吉沢亮さんの演技にはとにかく引き込まれました。セリフよりも「表情」で語る瞬間の多さが際立ち、その使い分けの器用さに目を奪われました。特にラストの、お初役:俊介(横浜流星)と徳兵衛役:喜久雄(吉沢亮)との歌舞伎の演目「曽根咲心中」での演技の違い。感情か、伝統か。魂か、型か。2人の役者が1つの演目「曽根咲心中」に命をかけて挑む姿は、舞台上でしか交われない「人生のすれ違い」そのものだと感じました。
白塗りの化粧が汗で落ちていくラストの場面。「実際に舞台上で化粧が落ちてしまうことは演出として成立しているのか?」という疑問さえも、物語の熱量が上回っていました。むしろ「それでも演じ続ける」という姿に、芸の覚悟と破滅的なまでの情熱が2人に詰まっていたと感じました。
「曽根咲心中」だけでなく、他の演目「二人道成寺」も披露していて、歌舞伎は、私が知っている白や赤の毛を振り回す毛振り、演目名「連獅子」だけではなく、女方の芸の披露や、演目が多くあることを知りました。
決して短くない上映時間ですが、「長かった」という感覚より、「美しい3時間だった」という感想が勝ります。むしろ、もっと見ていたい。
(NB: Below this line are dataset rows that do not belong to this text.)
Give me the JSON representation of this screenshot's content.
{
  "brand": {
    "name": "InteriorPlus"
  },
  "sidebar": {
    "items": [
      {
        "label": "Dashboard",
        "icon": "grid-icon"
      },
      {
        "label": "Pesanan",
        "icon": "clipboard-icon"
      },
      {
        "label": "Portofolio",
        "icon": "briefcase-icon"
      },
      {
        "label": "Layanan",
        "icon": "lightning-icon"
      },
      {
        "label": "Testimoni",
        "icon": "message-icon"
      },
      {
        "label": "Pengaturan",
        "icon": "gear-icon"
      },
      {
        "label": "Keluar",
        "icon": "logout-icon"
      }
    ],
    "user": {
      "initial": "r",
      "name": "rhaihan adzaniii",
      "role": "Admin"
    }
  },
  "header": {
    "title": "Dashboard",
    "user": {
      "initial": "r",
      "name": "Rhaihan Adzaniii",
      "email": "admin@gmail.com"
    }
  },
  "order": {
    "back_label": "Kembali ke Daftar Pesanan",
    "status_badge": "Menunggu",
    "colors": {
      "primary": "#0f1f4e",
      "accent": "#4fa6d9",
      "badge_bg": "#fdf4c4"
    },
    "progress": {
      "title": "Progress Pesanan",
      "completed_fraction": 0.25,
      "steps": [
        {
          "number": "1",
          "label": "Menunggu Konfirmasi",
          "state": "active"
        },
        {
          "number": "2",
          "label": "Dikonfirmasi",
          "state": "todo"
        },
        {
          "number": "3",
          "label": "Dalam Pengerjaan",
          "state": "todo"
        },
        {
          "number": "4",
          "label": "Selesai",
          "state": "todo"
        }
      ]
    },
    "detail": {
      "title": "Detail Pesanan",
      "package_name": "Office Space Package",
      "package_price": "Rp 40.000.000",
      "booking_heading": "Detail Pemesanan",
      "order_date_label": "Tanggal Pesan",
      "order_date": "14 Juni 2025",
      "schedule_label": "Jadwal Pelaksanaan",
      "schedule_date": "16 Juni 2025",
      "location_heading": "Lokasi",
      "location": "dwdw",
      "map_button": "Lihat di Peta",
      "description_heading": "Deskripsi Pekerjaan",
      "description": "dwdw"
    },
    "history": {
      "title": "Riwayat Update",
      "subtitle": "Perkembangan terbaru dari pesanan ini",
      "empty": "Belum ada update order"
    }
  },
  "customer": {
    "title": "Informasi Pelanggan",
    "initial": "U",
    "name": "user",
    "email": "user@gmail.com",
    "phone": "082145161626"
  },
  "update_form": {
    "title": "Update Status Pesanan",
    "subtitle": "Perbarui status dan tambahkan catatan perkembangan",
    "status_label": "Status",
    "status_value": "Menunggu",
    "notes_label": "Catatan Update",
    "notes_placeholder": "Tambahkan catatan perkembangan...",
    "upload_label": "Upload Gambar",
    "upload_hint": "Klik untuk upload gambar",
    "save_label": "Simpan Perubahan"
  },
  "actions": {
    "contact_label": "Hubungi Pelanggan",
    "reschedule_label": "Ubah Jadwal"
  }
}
歌舞伎を知らない人でも、舞台の迫力、役者の情熱、人間関係の濃さ、すべてを肌で感じることができる。それほどまでに“引き込む力”を持った映画でした。
「芸術とは何か、生きるとは何か」を問いかける骨太なテーマだと感じ、映画を鑑賞後、すぐには立ち上がらずに、言葉でどう表現するかを考えてしまう作品でした。そして、一般には馴染みの薄い歌舞伎の世界を、リアルかつ感動的に描くことで、芸術に興味のない層にも届く可能性を感じました。観終わったあとに、「歌舞伎を観てみたい」と自然に思わせてくれる、そんな貴重な作品でした。✨
この映画は、日本伝統芸能「歌舞伎」の女方の話である。きっと日本アカデミー賞を受賞するのではないかと予想した。